А вот фотография. На ней Моньке лет четырнадцать – мне, соответственно, четыре. Мы стоим у заснеженной ели, возле дома деда и бабушки. У Моньки просторный лоб, на щеках ямочки, а глаза откровенно шельмоватые, точнее сказать, вполне уже блудливые глаза. Я прихожусь ей по пояс, гляжу взыскательно – и сильно смахиваю на умненькую, строгую и непреклонную старушку.
…Из мириад разлетевшихся осколков поток забвения возвращает почему-то тот, на котором Гертруда Борисовна собирает Моньку в пионерский лагерь.

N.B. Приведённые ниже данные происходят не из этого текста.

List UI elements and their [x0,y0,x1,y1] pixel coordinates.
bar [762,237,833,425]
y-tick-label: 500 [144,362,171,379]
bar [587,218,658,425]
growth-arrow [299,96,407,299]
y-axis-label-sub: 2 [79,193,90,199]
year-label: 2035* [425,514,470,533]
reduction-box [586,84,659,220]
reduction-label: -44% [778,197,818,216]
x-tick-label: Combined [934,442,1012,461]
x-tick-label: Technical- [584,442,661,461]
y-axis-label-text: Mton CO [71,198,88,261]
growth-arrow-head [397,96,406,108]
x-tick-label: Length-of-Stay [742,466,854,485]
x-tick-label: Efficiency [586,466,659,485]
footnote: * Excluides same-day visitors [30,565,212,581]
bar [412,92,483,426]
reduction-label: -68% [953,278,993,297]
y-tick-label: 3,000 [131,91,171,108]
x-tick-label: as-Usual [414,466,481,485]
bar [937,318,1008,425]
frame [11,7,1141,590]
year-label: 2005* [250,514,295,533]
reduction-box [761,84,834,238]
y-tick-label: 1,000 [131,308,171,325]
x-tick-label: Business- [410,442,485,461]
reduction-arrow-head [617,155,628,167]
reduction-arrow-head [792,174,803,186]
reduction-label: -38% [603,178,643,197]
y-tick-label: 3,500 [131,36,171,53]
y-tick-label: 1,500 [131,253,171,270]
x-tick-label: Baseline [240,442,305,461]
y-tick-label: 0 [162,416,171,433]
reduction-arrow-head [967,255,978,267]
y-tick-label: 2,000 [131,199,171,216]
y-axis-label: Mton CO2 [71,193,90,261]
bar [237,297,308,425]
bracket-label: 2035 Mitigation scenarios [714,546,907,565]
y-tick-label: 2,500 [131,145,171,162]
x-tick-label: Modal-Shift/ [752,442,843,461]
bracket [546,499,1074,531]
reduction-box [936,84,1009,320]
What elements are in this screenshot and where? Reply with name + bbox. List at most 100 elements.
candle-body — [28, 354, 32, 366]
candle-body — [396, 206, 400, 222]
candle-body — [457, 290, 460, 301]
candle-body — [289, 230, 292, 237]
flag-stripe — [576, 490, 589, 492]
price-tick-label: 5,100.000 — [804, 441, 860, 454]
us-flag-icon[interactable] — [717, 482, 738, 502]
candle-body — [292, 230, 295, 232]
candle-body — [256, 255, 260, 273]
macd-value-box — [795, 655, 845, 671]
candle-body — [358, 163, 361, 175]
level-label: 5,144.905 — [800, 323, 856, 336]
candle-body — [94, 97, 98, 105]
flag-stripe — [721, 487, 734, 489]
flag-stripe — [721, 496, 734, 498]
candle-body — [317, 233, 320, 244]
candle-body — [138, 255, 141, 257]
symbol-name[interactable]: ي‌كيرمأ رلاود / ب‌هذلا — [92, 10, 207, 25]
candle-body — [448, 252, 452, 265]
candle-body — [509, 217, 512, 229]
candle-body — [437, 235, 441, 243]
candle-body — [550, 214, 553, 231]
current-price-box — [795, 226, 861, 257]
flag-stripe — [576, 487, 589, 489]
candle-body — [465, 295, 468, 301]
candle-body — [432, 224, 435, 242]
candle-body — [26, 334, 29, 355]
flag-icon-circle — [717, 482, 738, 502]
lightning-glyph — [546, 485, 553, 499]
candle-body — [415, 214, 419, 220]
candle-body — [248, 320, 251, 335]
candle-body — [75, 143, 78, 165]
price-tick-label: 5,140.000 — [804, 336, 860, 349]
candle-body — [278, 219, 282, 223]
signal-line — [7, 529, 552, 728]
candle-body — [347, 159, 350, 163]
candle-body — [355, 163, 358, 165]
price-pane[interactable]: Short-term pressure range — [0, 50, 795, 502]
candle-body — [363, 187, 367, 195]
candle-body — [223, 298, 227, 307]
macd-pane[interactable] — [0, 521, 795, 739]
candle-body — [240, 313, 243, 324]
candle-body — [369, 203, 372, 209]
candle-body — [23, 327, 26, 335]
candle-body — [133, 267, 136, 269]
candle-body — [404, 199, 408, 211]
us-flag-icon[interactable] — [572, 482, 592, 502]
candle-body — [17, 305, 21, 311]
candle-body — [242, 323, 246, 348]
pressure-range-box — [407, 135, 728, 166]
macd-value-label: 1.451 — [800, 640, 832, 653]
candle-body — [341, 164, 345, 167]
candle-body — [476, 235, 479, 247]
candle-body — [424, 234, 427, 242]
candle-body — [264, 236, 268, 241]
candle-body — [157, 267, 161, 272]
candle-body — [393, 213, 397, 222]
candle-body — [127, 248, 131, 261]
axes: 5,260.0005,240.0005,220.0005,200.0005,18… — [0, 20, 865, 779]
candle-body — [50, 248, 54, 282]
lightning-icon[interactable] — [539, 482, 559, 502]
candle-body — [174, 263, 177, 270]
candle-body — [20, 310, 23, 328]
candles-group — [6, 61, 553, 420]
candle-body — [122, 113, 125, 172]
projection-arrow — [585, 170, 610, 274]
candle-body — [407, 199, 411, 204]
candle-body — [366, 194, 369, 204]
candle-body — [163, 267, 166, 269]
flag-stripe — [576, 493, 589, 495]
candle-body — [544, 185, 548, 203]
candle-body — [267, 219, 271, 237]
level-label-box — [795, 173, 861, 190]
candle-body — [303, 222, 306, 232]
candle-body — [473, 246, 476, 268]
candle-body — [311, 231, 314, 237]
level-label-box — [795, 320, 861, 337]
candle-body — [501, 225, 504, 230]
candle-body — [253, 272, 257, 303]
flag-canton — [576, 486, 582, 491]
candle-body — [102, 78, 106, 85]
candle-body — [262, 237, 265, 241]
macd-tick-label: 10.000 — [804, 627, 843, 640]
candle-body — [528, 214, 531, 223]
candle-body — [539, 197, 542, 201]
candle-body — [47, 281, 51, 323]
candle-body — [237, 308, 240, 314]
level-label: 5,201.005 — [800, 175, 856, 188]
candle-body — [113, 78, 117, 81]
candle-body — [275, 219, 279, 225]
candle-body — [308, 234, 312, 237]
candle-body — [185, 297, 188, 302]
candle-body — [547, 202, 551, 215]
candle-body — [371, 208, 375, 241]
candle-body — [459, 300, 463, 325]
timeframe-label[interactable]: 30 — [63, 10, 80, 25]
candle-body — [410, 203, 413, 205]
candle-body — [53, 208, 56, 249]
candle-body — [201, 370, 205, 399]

Тетка стоит на кухне, деревянной ложкой торопливо запихивая в банку из-под компота рубиновый винегрет, и, с красивым оттенком фатальности, очень громко, благо соседи ушли, кричит дочери через всю коммуналку:
– И чтобы ты помнила?! Я в шестнадцать лет выпила только одну рюмку!! И вот с этой рюмки был Нелик!!
Но Монька уже несется с фанерным чемоданчиком по берегу Обводного канала.
Она бежит, улыбаясь, приплясывая, подол юбки, как всегда, намного выше ординара, Монька не меняется, ей вечно четырнадцать, – меняются лишь плакаты и лозунги (они плоховато видны мне за пеленой времени, пыли, сизых выхлопов и заводских дымов): вот человек в тяжелом скафандре осеняет ее римским жестом победы, жест перехватывает орденоносный дядечка с толстыми, как усы, бровями, – она бежит, улыбаясь, приплясывая, кривые на диаграммах неуклонно ползут вверх, мелькают указатели, канал трудно проталкивает невесть куда мутные свои воды, – она бежит, улыбаясь, приплясывая, идеальный юноша показывает белые зубы, пять в четыре, и вот уже олимпийский медведь, вознесенный над морем караваев и кокошников, старательно копирует жест космонавта, дядечки, юноши, – она бежит, улыбаясь, приплясывая, вдоль обочины однообразно тянется красный частокол: XXVI XXVII XXVIII, на бегу она подхватывает прутик и громко делает по забору др-р-р-р-р-р-р!! Внезапно парапет обрывается, и плоский, непривычно пустынный берег заманивает ее к тусклой воде. Она завороженно глядит в тающее свое отражение… Плеск одинокого весла особенно отчетлив в этом душном беззвучии. Плату, – на языке немых требует гребец. Она бросается к чемоданчику. Фонтаном взлетают зеленые, зашитые синим чулки, красная юбка с булавкой вместо застежки, танкетки, косметичка, застиранный лифчик с отодранной бретелькой, попугайского цвета кофточка в треугольных следах утюга, газовая косынка, трепаные ботинки, рыжее, в катышках шерстяное платье, взмахнув рукавами, выставляет темные полукружья подмышек… «Не надо», – беззвучно говорит гребец. Она обиженной дудочкой вытягивает губы… Растерянный взор ее плавно перетекает в томный, озороватый, кокетливый и, наконец, откровенно зазывный. Она игриво хихикает и многозначительно лыбится. Гребец недвижен и стар. Сияя, она сощуривает свои зенки – в них яростно пляшут эскадроны синих чертей – и, прикрывшись ладонью, шепчет ему какие-то словечки, мне не слышно какие… Гребец начинает хохотать. Он хохочет долго, облегченно – впервые за тысячелетия однообразного безрадостного труда. Его громкий хохот взрезает бурую тушу заката, и солнце, скандально нарушая вселенский закон, резко дает задний ход, на миг озарив быстротекущую воду… Годится, бодро говорит перевозчик. Он даже слегка молодеет.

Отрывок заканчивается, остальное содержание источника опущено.